Microscopically, fibrolamellar carcinoma appears as tumor cells growing in sheets or small trabeculae that are separated by fibrous collagen. This results in a characteristic lamellar pattern (see the images below). [74] These lamellar bands of fibrosis may coalesce, forming the fibrous central scars seen on gross examination. [18]

Hematoxylin and eosin photomicrograph of fibrolame Hematoxylin and eosin photomicrograph of fibrolamellar carcinoma. Note the thick fibrous lamellae within the tumor stroma.
Masson trichrome stain photomicrograph of fibrolam Masson trichrome stain photomicrograph of fibrolamellar carcinoma depicting the collagen-containing lamellae within the tumor stroma.

The defining cytologic features of fibrolamellar carcinoma are as follows: [12, 13, 14, 18, 74]

  • Large polygonal cells with abundant eosinophilic cytoplasm

  • Large vesiculated nuclei

  • Large nucleoli

Tumor cells may also demonstrate "pale bodies," which are round amphophilic cytoplasmic inclusions, and hyaline bodies. [13] Both features are found in roughly 50% of fibrolamellar carcinomas but are not specific for fibrolamellar carcinoma, as they may also be found in typical hepatocellular carcinoma. [13] Mitotic figures are less common than in typical hepatocellular carcinoma. [18] Copper deposition is often seen in fibrolamellar carcinoma, as in typical hepatocellular carcinoma. [18]

Immunohistochemical staining can differentiate fibrolamellar carcinoma from non-hepatocellular carcinoma liver tumors but not from typical hepatocellular carcinoma. Fibrolamellar carcinoma demonstrates positive staining for α1-antitrypsin and fibrinogen in most cases and at higher levels than typical hepatocellular carcinoma, while AFP immunoreactivity is usually absent (except in the uncommon circumstance of elevated serum AFP). [80] Consistent with their high degree of differentiation, fibrolamellar carcinoma cells express hepatocellular differentiation markers (HepPar) and biliary differentiation markers (cytokeratin 7), [17] as well as CD99. [81]

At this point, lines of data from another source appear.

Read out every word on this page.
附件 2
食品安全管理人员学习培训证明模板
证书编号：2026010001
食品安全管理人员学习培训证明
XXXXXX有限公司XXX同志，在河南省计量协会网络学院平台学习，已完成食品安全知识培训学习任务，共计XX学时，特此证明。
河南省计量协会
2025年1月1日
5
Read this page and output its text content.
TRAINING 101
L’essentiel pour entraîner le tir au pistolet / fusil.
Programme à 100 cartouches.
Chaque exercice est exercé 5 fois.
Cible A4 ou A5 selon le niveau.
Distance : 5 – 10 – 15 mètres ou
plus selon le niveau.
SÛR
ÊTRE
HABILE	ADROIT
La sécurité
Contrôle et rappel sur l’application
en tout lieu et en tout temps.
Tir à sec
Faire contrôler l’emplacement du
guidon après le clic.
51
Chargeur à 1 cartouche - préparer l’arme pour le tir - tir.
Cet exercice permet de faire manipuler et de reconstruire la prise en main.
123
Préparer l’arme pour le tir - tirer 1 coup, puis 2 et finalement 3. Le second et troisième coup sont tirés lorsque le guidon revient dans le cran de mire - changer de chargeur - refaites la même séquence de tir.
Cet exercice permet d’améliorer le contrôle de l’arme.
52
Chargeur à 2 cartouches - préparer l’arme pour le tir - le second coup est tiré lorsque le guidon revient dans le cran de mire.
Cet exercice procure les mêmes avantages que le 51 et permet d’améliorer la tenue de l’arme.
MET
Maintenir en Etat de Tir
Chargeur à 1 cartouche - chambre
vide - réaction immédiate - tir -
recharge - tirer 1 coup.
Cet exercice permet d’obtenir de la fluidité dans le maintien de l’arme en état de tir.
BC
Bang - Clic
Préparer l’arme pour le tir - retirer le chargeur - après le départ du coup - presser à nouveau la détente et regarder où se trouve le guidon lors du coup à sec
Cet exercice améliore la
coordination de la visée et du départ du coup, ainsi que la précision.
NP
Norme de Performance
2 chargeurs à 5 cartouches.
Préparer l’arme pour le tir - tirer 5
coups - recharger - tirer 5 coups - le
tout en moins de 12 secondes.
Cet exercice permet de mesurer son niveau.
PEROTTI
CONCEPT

CT scan is the imaging study of choice for the staging of fibrolamellar carcinoma. The American Joint Commission on Cancer (AJCC) tumor-node-metastasis (TNM) staging system for fibrolamellar carcinoma is the same as for typical hepatocellular carcinoma. Metastatic spread to regional lymph nodes may be more common in fibrolamellar carcinoma than in typical hepatocellular carcinoma.